Drought may kill trees, but the Nevada Irrigation District keeps us in clean water to drink. Crime and the thought of terrorism frighten us, but we don’t hide under our beds or fear our daughters might be kidnapped while their brothers and fathers are massacred.
Lack of prudent vaccination is a bigger health concern than actual epidemic. Government is burdensome, but not widely corrupt. At least not as the Third World understands it. Starvation is not culling us.
I don’t mean to downplay our challenges, just put them in perspective.
You probably have a list. Me being new, I’m working on mine. Here’s what I have so far:
1. Drought: An average winter in Northern California brought relief, but this is the state’s warmest summer in 122 years of keeping track. Odds look even between a La Niña drying out next winter and a wetter pattern.
2. Water: The Nevada Irrigation District is preparing for an 80 percent reduction in snowpack over the next 20 years. As they’ll tell you, they don’t get to argue the politics or pooh-pooh the science, which by the way has proven accurate so far.
3. Wildfire: Heat and drought, not to mention lots of houses, exacerbate what’s already natural. Wildfire shapes the environment, and for more than a century we’ve tried to keep the woods from burning. The result is bigger, hotter, more devastating fires. Then we’re slow to fund fire departments, which leads to more expensive fire insurance if you can get it, and more danger from wildfires.
4. Pine die-off: Some observers predict widespread devastation much like the southern Sierra and 66 million dead trees so far since 2010. Then again, the bark beetles might be accomplishing the healthy thinning we have denied fire.
5. Housing: We don’t build and still they come, a large share of them active retirees who can afford the homes locals can’t. Well-off retirees mostly are a great asset.
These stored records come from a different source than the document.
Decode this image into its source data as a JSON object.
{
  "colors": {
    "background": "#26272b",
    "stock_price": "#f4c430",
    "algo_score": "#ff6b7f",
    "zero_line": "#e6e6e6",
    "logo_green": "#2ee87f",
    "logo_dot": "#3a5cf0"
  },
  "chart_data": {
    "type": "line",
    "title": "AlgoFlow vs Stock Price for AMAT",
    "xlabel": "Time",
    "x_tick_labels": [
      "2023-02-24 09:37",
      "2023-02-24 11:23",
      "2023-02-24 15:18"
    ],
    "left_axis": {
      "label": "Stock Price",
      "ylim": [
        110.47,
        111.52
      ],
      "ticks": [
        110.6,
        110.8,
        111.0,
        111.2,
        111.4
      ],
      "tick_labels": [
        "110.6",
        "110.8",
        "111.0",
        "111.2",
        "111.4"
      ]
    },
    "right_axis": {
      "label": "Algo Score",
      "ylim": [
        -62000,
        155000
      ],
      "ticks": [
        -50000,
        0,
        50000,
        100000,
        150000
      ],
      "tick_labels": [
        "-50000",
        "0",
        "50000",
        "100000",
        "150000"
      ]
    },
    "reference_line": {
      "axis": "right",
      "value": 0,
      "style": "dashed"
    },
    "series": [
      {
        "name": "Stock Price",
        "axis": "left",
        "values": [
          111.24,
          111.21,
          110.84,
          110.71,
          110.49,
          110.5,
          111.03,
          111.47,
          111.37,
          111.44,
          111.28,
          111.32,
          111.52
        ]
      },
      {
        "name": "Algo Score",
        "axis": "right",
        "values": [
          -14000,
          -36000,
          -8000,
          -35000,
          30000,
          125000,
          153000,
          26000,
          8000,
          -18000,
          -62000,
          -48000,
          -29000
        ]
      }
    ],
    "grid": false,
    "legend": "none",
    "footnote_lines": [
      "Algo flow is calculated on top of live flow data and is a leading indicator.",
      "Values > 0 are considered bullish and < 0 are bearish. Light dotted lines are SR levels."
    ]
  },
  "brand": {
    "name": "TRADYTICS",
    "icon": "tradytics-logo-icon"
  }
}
But there are consequences, too. Lack of affordable housing and rentals for the working population is just the beginning.
6. Economy: Sales and other signs of economic growth generally are running flat. Development remains largely stalled. Shoppers stream to other towns, filling those communities’ tax coffers at the cost of their own. Working families feel pressure to leave, in part from lack of good jobs. School enrollment declines. Governments turn increasingly to tax measures for funding, and taxpayers become more likely to turn them down. Business operators point to too much government and not enough customers.
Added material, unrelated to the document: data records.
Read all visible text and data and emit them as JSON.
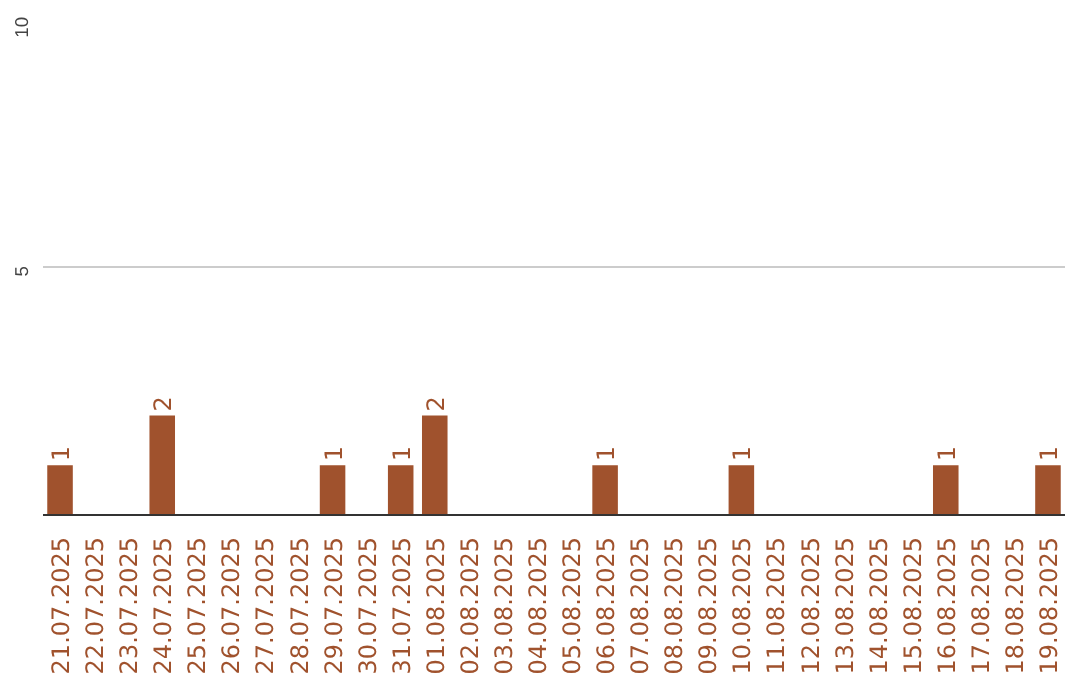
{
  "chart_data": {
    "type": "bar",
    "categories": [
      "21.07.2025",
      "22.07.2025",
      "23.07.2025",
      "24.07.2025",
      "25.07.2025",
      "26.07.2025",
      "27.07.2025",
      "28.07.2025",
      "29.07.2025",
      "30.07.2025",
      "31.07.2025",
      "01.08.2025",
      "02.08.2025",
      "03.08.2025",
      "04.08.2025",
      "05.08.2025",
      "06.08.2025",
      "07.08.2025",
      "08.08.2025",
      "09.08.2025",
      "10.08.2025",
      "11.08.2025",
      "12.08.2025",
      "13.08.2025",
      "14.08.2025",
      "15.08.2025",
      "16.08.2025",
      "17.08.2025",
      "18.08.2025",
      "19.08.2025"
    ],
    "values": [
      1,
      0,
      0,
      2,
      0,
      0,
      0,
      0,
      1,
      0,
      1,
      2,
      0,
      0,
      0,
      0,
      1,
      0,
      0,
      0,
      1,
      0,
      0,
      0,
      0,
      0,
      1,
      0,
      0,
      1
    ],
    "value_labels": [
      "1",
      null,
      null,
      "2",
      null,
      null,
      null,
      null,
      "1",
      null,
      "1",
      "2",
      null,
      null,
      null,
      null,
      "1",
      null,
      null,
      null,
      "1",
      null,
      null,
      null,
      null,
      null,
      "1",
      null,
      null,
      "1"
    ],
    "color": "#a0522d",
    "ylim": [
      0,
      10
    ],
    "yticks": [
      5,
      10
    ],
    "grid": "y"
  }
}
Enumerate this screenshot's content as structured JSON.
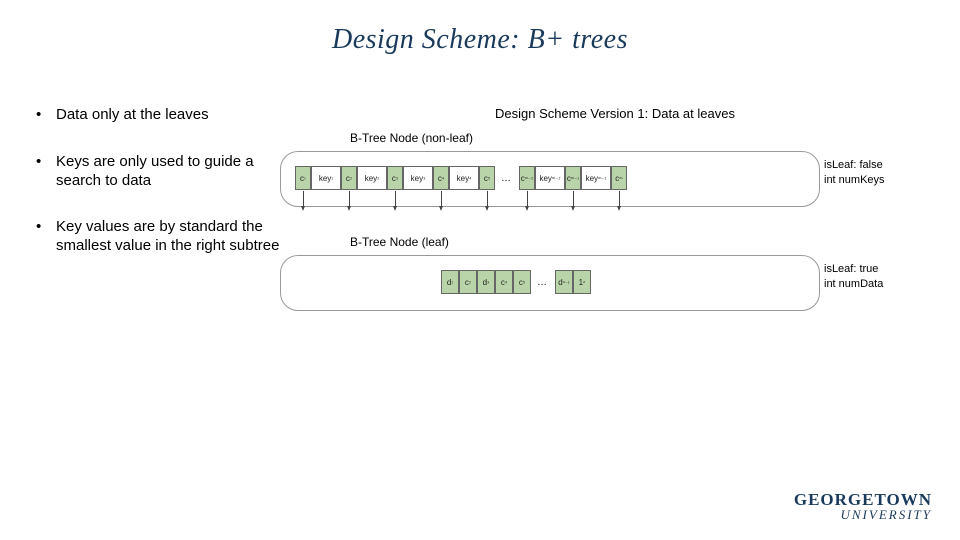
{
  "title": "Design Scheme: B+ trees",
  "bullets": [
    "Data only at the leaves",
    "Keys are only used to guide a search to data",
    "Key values are by standard the smallest value in the right subtree"
  ],
  "diagram": {
    "title": "Design Scheme Version 1: Data at leaves",
    "nonleaf": {
      "header": "B-Tree Node (non-leaf)",
      "annot_line1": "isLeaf: false",
      "annot_line2": "int numKeys",
      "cells_a": [
        {
          "t": "c",
          "label": "c₁"
        },
        {
          "t": "k",
          "label": "key₁"
        },
        {
          "t": "c",
          "label": "c₂"
        },
        {
          "t": "k",
          "label": "key₂"
        },
        {
          "t": "c",
          "label": "c₃"
        },
        {
          "t": "k",
          "label": "key₃"
        },
        {
          "t": "c",
          "label": "c₄"
        },
        {
          "t": "k",
          "label": "key₄"
        },
        {
          "t": "c",
          "label": "c₅"
        }
      ],
      "cells_b": [
        {
          "t": "c",
          "label": "cₘ₋₂"
        },
        {
          "t": "k",
          "label": "keyₘ₋₂"
        },
        {
          "t": "c",
          "label": "cₘ₋₁"
        },
        {
          "t": "k",
          "label": "keyₘ₋₁"
        },
        {
          "t": "c",
          "label": "cₘ"
        }
      ]
    },
    "leaf": {
      "header": "B-Tree Node (leaf)",
      "annot_line1": "isLeaf: true",
      "annot_line2": "int numData",
      "cells_a": [
        {
          "t": "d",
          "label": "d₁"
        },
        {
          "t": "d",
          "label": "c₂"
        },
        {
          "t": "d",
          "label": "d₃"
        },
        {
          "t": "d",
          "label": "c₄"
        },
        {
          "t": "d",
          "label": "c₅"
        }
      ],
      "cells_b": [
        {
          "t": "d",
          "label": "dₙ₋₁"
        },
        {
          "t": "d",
          "label": "1ₙ"
        }
      ]
    }
  },
  "logo": {
    "main": "GEORGETOWN",
    "sub": "UNIVERSITY"
  },
  "colors": {
    "title": "#1a3a5c",
    "cell_green": "#b8d4a8",
    "cell_white": "#ffffff",
    "border": "#999999",
    "background": "#ffffff"
  }
}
7. Homelessness: Here’s damning evidence of social breakdown, personal economic catastrophe writ large, and failure in our mental health care system. But also trespass of land, risk during fire season, the cost of trying to care for so many of them, crime and general nuisance. And some guilt we have allowed it all to fester.
8. Politics: We have admirable voter participation, but no one bothers to run for local office. We complain about the same ol’ same ol’ in elected positions and do nothing about it. We should be profusely thanking the few folks who do step up, and start doing the same ourselves.
9. Connectivity: Lots of cell phone holes and well-meaning protesters bullying planning commissioners who should know better out of approving much-needed cell towers. Meantime, where’s the council? Nevada City’s recent episode is emblematic.
10. Marijuana: The actual problem here is the illegal growers and honey oil lab rats. The made-up one is with the medicinal growers and the at-times mind-numbing culture clash with the wrong folks. This is moonshine and backwoods stills all over again.
We know how to solve this last one, at least. Maybe it gets harder as we work back up the list. But put some collective will, smart investment and pragmatic problem-solving to the task, and this community can make a good dent in easing all of these short of drought. OK, maybe we’ll need some luck, too.